Large carriers
- Related Topics:
- submarine
- landing craft
- cruiser
- aircraft carrier
- warship
The main technical development in aircraft carrier design during World War II was the hydraulic catapult, but this was barely powerful enough to launch the heavier jet aircraft coming into service after 1945. The problem was solved in 1951, when the British first tested an effective catapult driven by steam from a ship’s boilers.
Jet aircraft landed at much higher speeds than had propeller-driven planes, making the installation of better arresting gear necessary. Also, landing control had to be improved, because the approaching pilot had to make crucial decisions much more quickly. As in the case of the steam catapult, the British supplied the solution, in the form of the angled deck and the mirror (later the Fresnel-lens) landing sight. By building an extension of the flight deck to one side and angling the landing strip onto that extension, the British system allowed a pilot to land away from aircraft parked at the end of the flight deck. If the landing plane missed the arresting wires, the pilot could fly off to try again. In this way mistakes became much less serious.
The mirror landing sight, in effect, allowed pilots to see their own position relative to the required glide path and to make corrections instantly. Previously, an officer on deck, observing the landing, had generally ordered the corrections.
By 1955 the modern jet aircraft carrier had emerged, with steam catapults, an angled deck, and a mirror landing system. The first full jet carrier was USS Forrestal, commissioned in 1955. The 60,000-ton Forrestal carriers were built with rectangular extensions to the after part of the flight deck; these considerably widened the deck and allowed the angled landing strip to be merely painted on rather than extended over the side. The elevators were shifted to the edge of the flight deck, so that they could operate while aircraft were landing and taking off.
The first nuclear-powered carrier, USS Enterprise, was commissioned in 1961. It was equipped with eight nuclear reactors and steamed for more than three years before refueling was necessary. The Enterprise displaced 75,700 tons, carried 100 jet aircraft, and could reach more than 30 knots. Beginning in 1975, 10 Nimitz-class carriers superseded the Enterprise. These 81,600-ton carriers were powered by only two nuclear reactors, yet they reached speeds comparable to the Enterprise, and their uranium cores needed replacement only once every 13 years. The smaller propulsion system created more room for the storage of aviation fuel, which greatly extended the operation of the 90 aircraft carried on these ships.

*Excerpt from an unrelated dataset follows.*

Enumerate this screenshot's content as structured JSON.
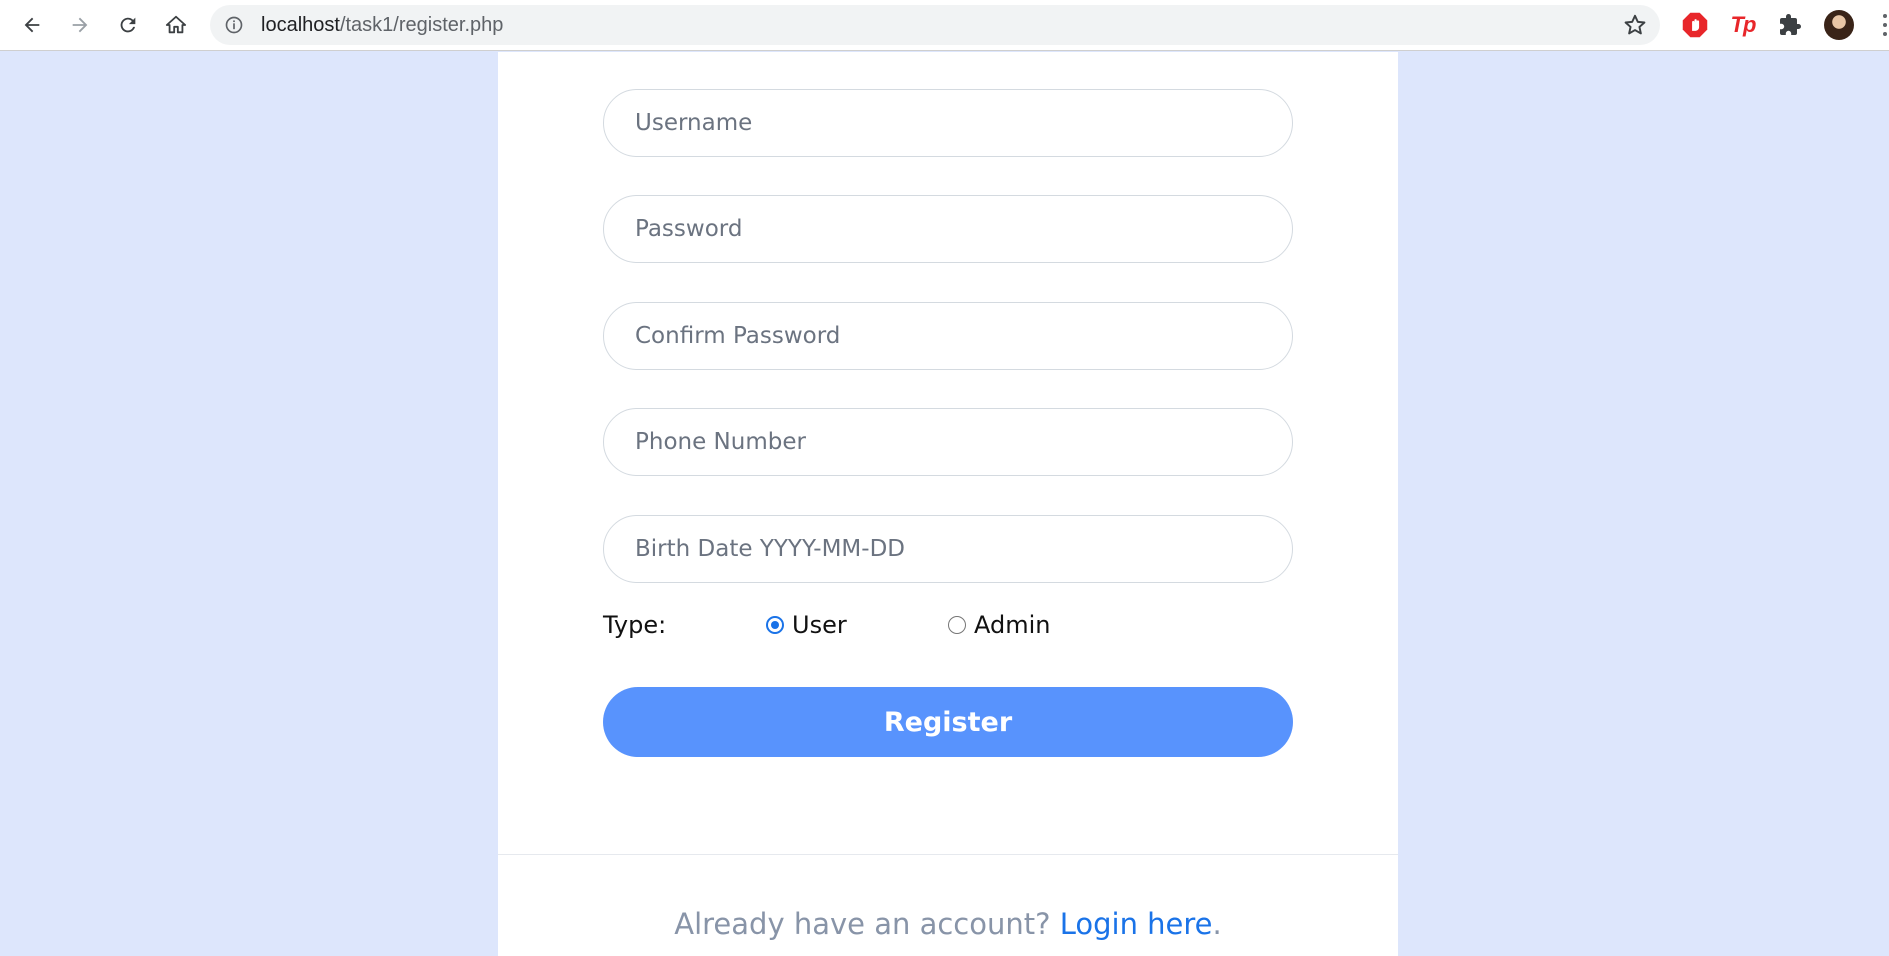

The last Nimitz carrier was commissioned in 2009, and in that year the keel was laid for the first Gerald R. Ford-class carrier. The USS Gerald R. Ford, the first ship in the class, was delivered to the U.S. Navy in 2017, more than two and a half years behind schedule and nearly $3 billion over budget. The Ford-class carriers were approximately the same size as the Nimitz carriers, but various technological improvements reduced the number of crew members to as few as 2,500 (as opposed to some 3,250 crew members manning a Nimitz carrier). Onboard electric-power generation was greatly increased over that of the Nimitz carriers, mainly to accommodate the revolutionary electromagnetic aircraft launch system, or EMALS. EMALS replaced the classic steam-powered catapult with a 100-metre- (330-foot-) long "linear synchronous motor," an electric motor containing a series of magnetic coils that accelerated the launcher and connected aircraft along the carrier’s deck. Electromagnetic launching reduced stress on the aircraft and launching mechanisms; also, energy generated by the system could be adjusted to aircraft of differing weights. Arresting gear was also be based on electromagnets.
Large U.S. carriers are expected to have a service life of 50 years, and over such a period of time construction and operating costs can climb into the tens of billions of dollars. Such costs place large carriers out of reach of all except the wealthiest countries or those countries willing to spend vast sums for military security or international prestige. In the 1970s and ’80s the Soviet Union considered building large nuclear-powered carriers similar to those of the United States. The keel for the first such ship was laid in 1988, but after the collapse of the Soviet Union in 1991, the unfinished vessel was scrapped. In 2001 the 38,000-ton Charles de Gaulle, a nuclear-powered ship designed to carry 40 aircraft, entered service with the French navy. After that, France canceled plans for further nuclear-powered carriers, though it left open the possibility of building a conventionally powered catapult-equipped carrier to complement its nuclear carrier.